Is there a difference between ruby's SecureRandom.uuid (Ruby 1.9.3) and the UUID gem? Is the UUID gem the "old" way of doing things?
From the docs I gather that the gem is more "safe" to be a real unique UUID while SecureRandom.uuid is more of a random string which has a larger chance of not being unique. In addition UUID seems to allow a file-based persistence to assist with this.
So I was hoping to hear from some people with more insight than me into this.
SecureRandom. uuid generates a v4 random UUID (Universally Unique IDentifier). The version 4 UUID is purely random (except the version). It doesn't contain meaningful information such as MAC address, time, etc.
SecureRandom. hex generates a random hexadecimal string. The argument n specifies the length, in bytes, of the random number to be generated. The length of the resulting hexadecimal string is twice n. If n is not specified or is nil, 16 is assumed.
There are several methods of generating a UUID.
Wikipedia does a good job of listing them out.
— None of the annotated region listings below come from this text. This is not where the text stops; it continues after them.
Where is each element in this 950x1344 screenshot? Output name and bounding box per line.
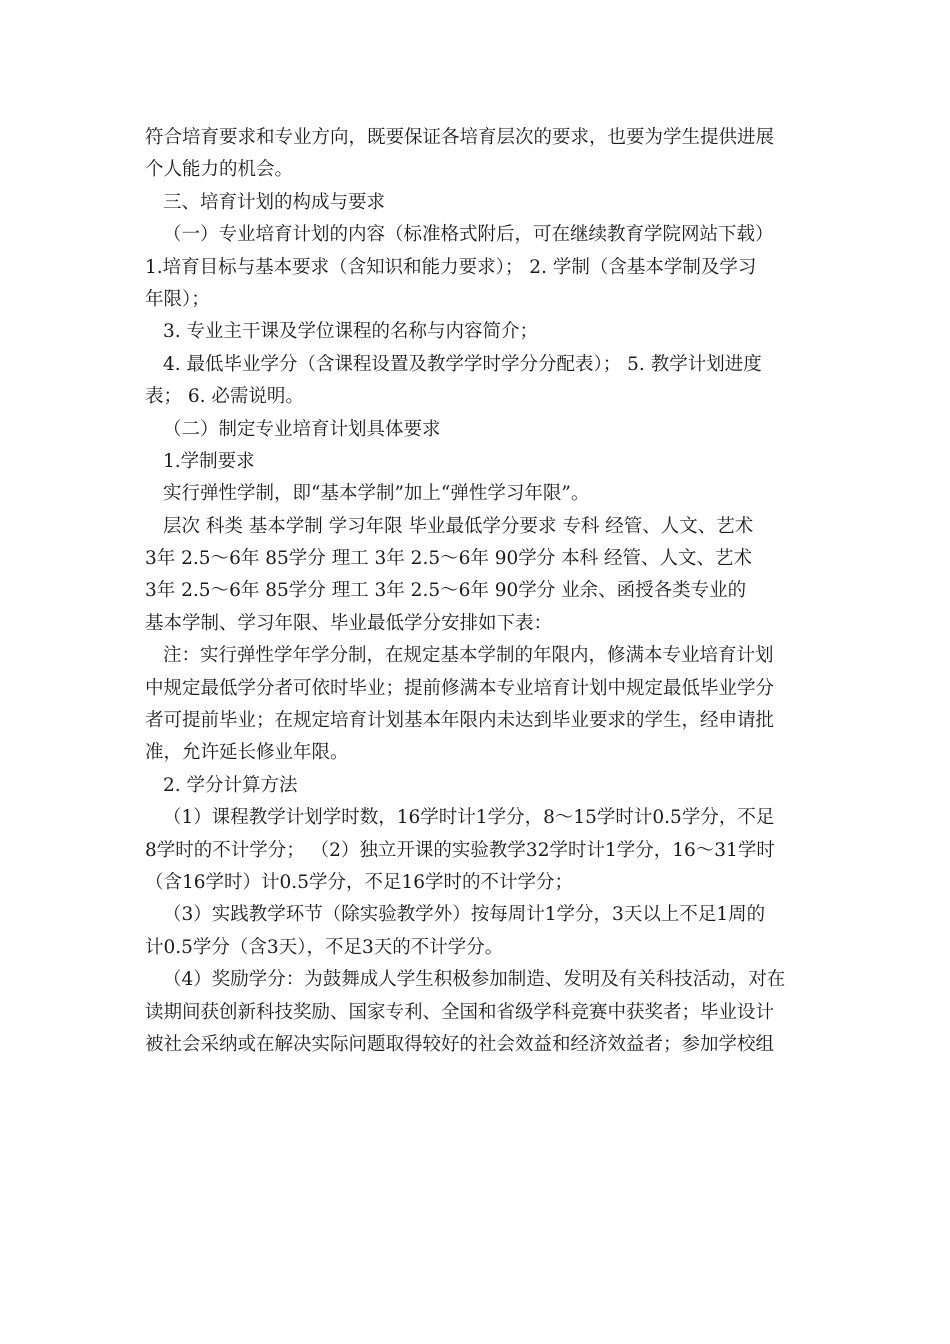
text-line: 基本学制、学习年限、毕业最低学分安排如下表：: [145, 612, 553, 634]
text-line: 个人能力的机会。: [145, 159, 294, 181]
text-line: 中规定最低学分者可依时毕业；提前修满本专业培育计划中规定最低毕业学分: [145, 677, 775, 699]
text-line: （3）实践教学环节（除实验教学外）按每周计1学分，3天以上不足1周的: [163, 904, 766, 926]
subsection-heading: （一）专业培育计划的内容（标准格式附后，可在继续教育学院网站下载）: [163, 224, 774, 246]
text-line: 计0.5学分（含3天），不足3天的不计学分。: [145, 936, 504, 958]
subsection-heading: （二）制定专业培育计划具体要求: [163, 418, 441, 440]
document-body: [145, 122, 813, 1061]
text-line: 8学时的不计学分； （2）独立开课的实验教学32学时计1学分，16～31学时: [145, 839, 775, 861]
text-line: 4. 最低毕业学分（含课程设置及教学学时学分分配表）； 5. 教学计划进度: [163, 353, 762, 375]
text-line: 者可提前毕业；在规定培育计划基本年限内未达到毕业要求的学生，经申请批: [145, 710, 775, 732]
text-line: 3年 2.5～6年 85学分 理工 3年 2.5～6年 90学分 本科 经管、人文、艺术: [145, 548, 753, 570]
item-heading: 2. 学分计算方法: [163, 774, 298, 796]
text-line: 年限）；: [145, 288, 210, 310]
text-line: 3年 2.5～6年 85学分 理工 3年 2.5～6年 90学分 业余、函授各类专业的: [145, 580, 747, 602]
text-line: （4）奖励学分：为鼓舞成人学生积极参加制造、发明及有关科技活动，对在: [163, 969, 786, 991]
text-line: 1.培育目标与基本要求（含知识和能力要求）； 2. 学制（含基本学制及学习: [145, 256, 757, 278]
text-line: 读期间获创新科技奖励、国家专利、全国和省级学科竞赛中获奖者；毕业设计: [145, 1001, 775, 1023]
text-line: 3. 专业主干课及学位课程的名称与内容简介；: [163, 321, 539, 343]
section-heading: 三、培育计划的构成与要求: [163, 191, 386, 213]
text-line: 符合培育要求和专业方向，既要保证各培育层次的要求，也要为学生提供进展: [145, 127, 775, 148]
text-line: 表； 6. 必需说明。: [145, 386, 304, 408]
text-line: （含16学时）计0.5学分，不足16学时的不计学分；: [145, 871, 574, 893]
item-heading: 1.学制要求: [163, 450, 255, 472]
text-line: 层次 科类 基本学制 学习年限 毕业最低学分要求 专科 经管、人文、艺术: [163, 515, 754, 537]
text-line: 被社会采纳或在解决实际问题取得较好的社会效益和经济效益者；参加学校组: [145, 1033, 775, 1055]
note-line: 注：实行弹性学年学分制，在规定基本学制的年限内，修满本专业培育计划: [163, 645, 774, 667]
text-line: 实行弹性学制，即“基本学制”加上“弹性学习年限”。: [163, 483, 590, 505]
text-line: 准，允许延长修业年限。: [145, 742, 349, 764]
text-line: （1）课程教学计划学时数，16学时计1学分，8～15学时计0.5学分，不足: [163, 807, 775, 829]
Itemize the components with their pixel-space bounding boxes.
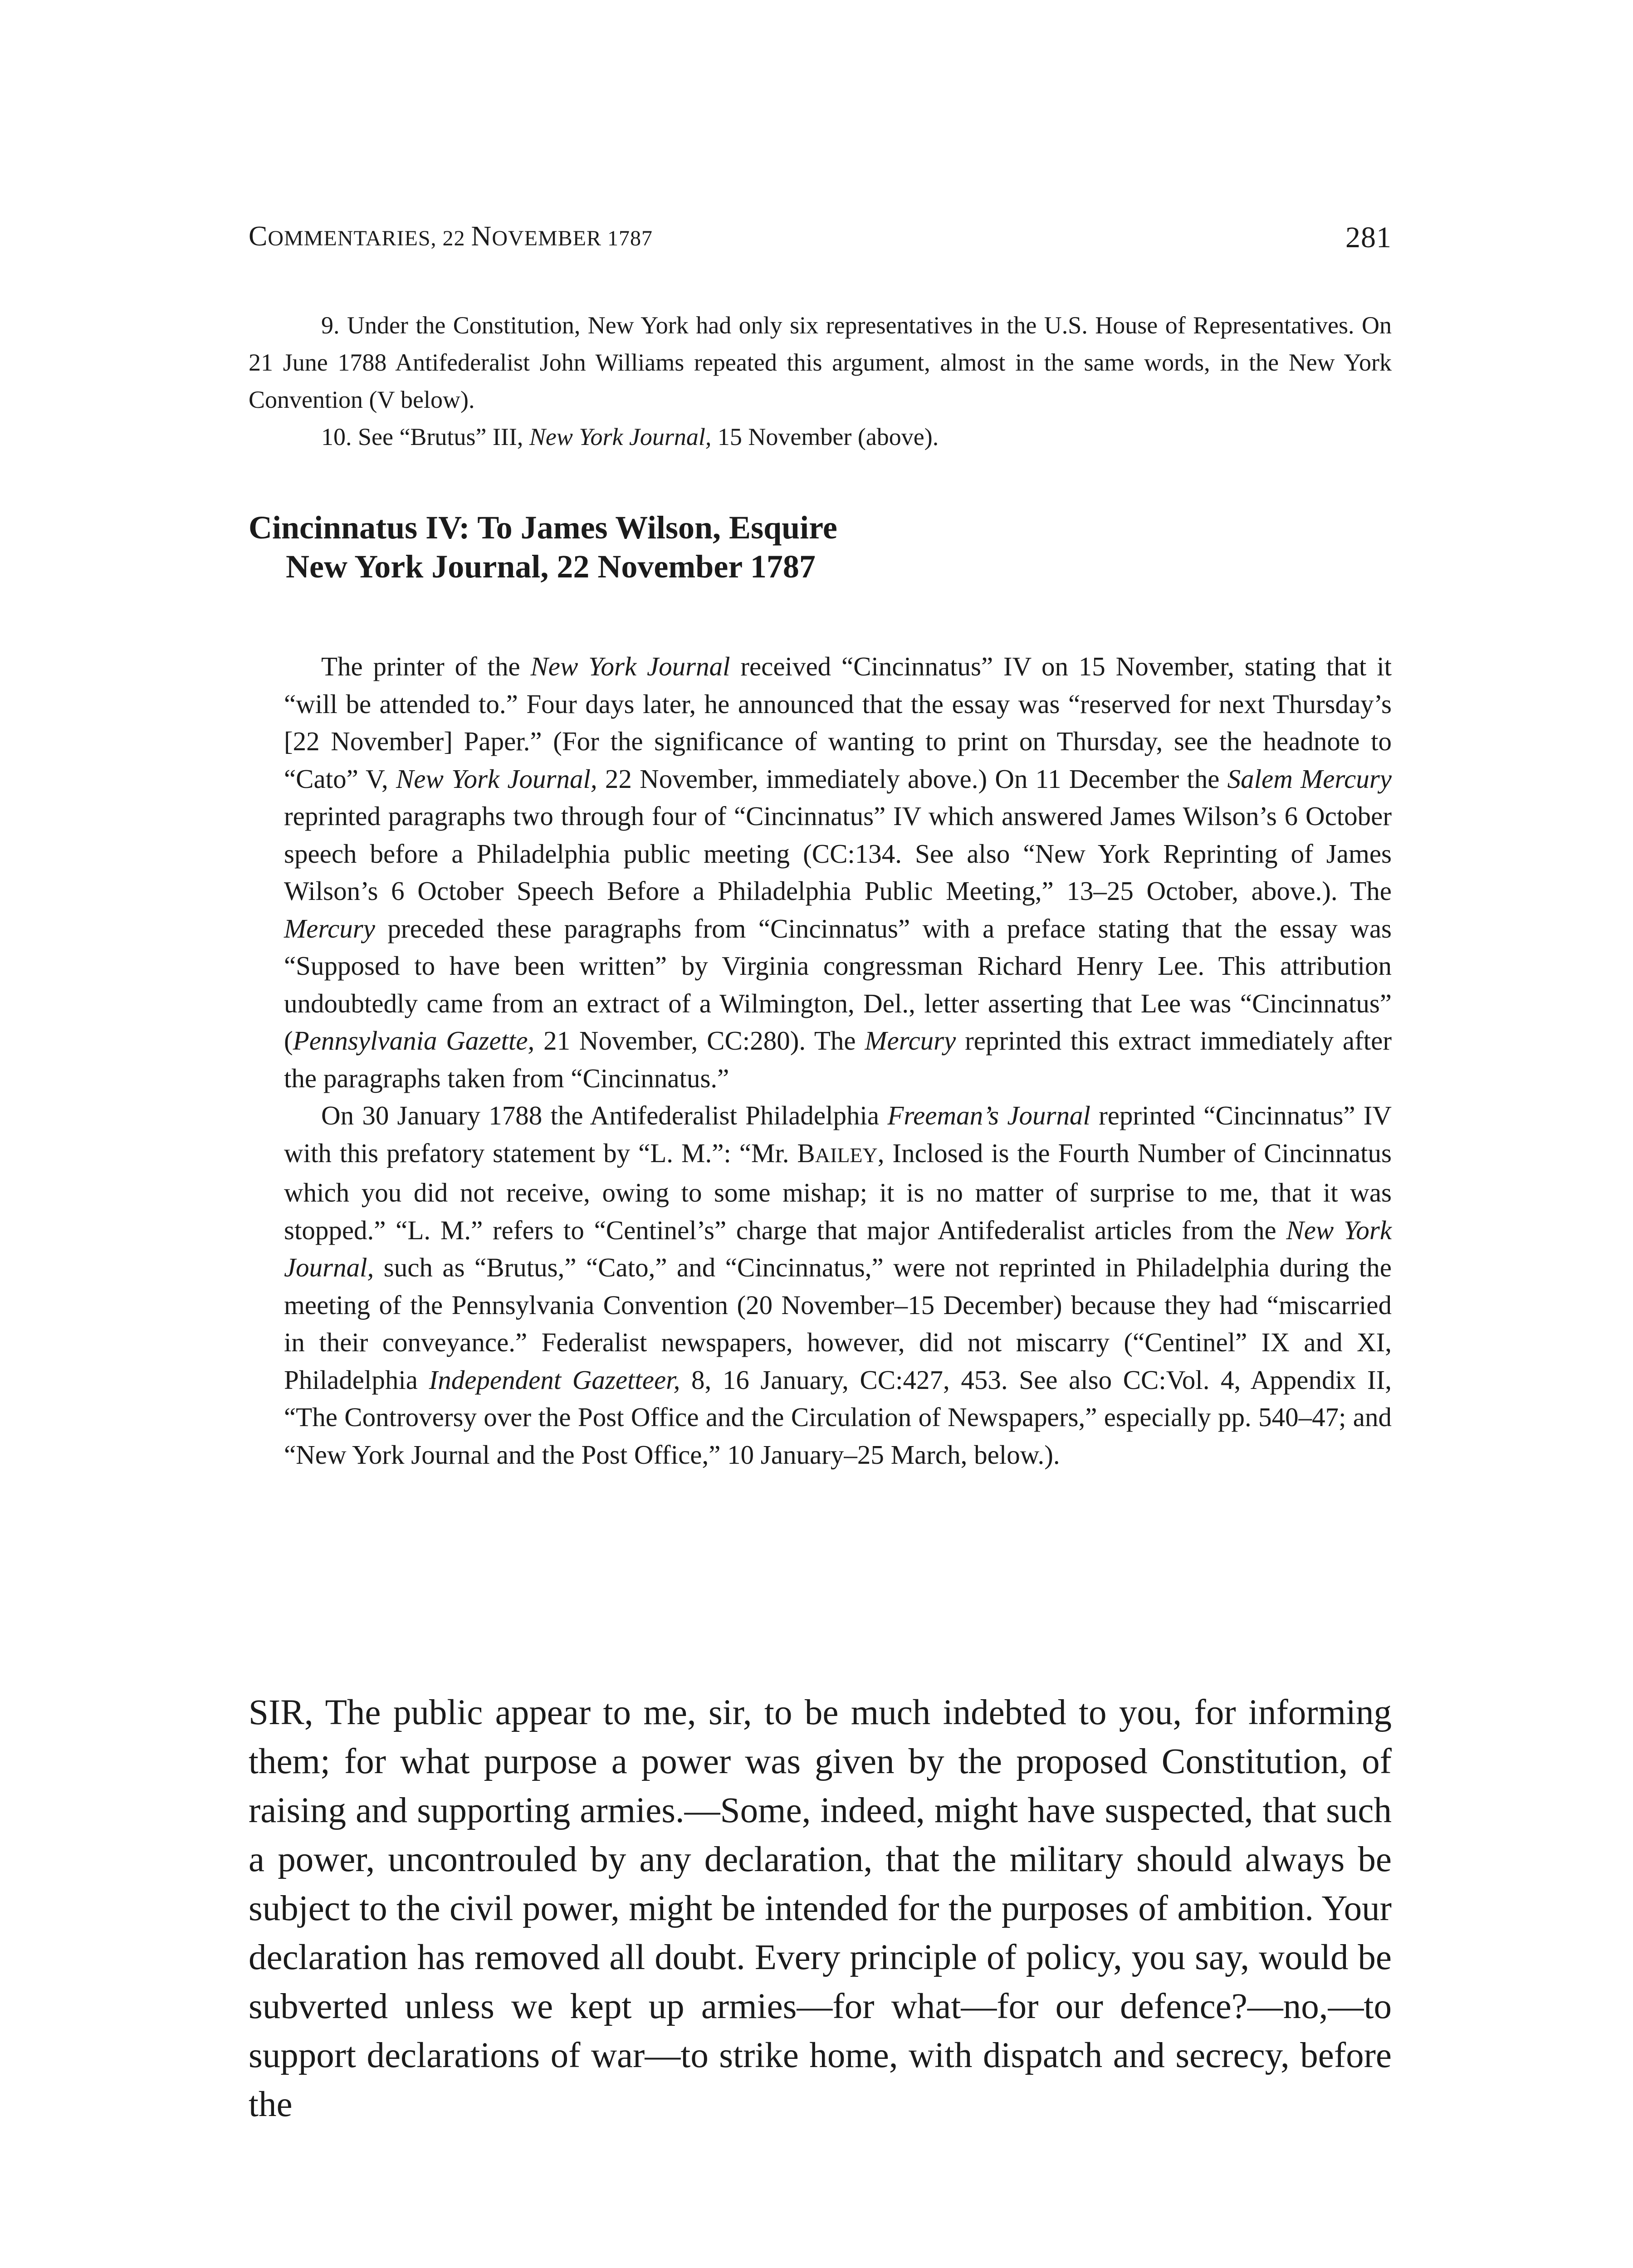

http://en.wikipedia.org/wiki/Universally_unique_identifier
v4 UUIDs:
The key idea about random, is that is actually very hard to generate when relating to encryption. Most random number generators are a math formula that just need to LOOK random and that works fine for most applications. Many programs will use $pid | time, to generate a random seed.
Which, is not very promising... I know what time the request was generated and there are only 65,534 pids. I can figure out the random seed from that.
So, if you seed your UUIDv4 number generator at the exact same time (same second) with $pid | time() across 100 machines with the PID numbers, then you have (I guess) a 100/65536 chance of duplication. This could be done fairly easily like this
for MACH in `cat machine_list`; do ; ssh $MACH -c "restart something" & ; done
SecureRandom:
The code from SecureRandom, tries openssl, the /dev/urandom, then win32...
When reading from /dev/urandom, it's very random, but if there isn't enough chaos in the system, urandom will make stuff up to supply random data. When reading from /dev/random, its' VERY random, and if there isn't enough chaos, /dev/random will block.
UUID:
The UUID gem uses rand()
r = [rand(0x100000000)].pack "N"
for the mac address.
UUID also does not supply v4 UUIDs :)
Practically, if I ever have a md5 or uuid collision I am buying a lottery ticket!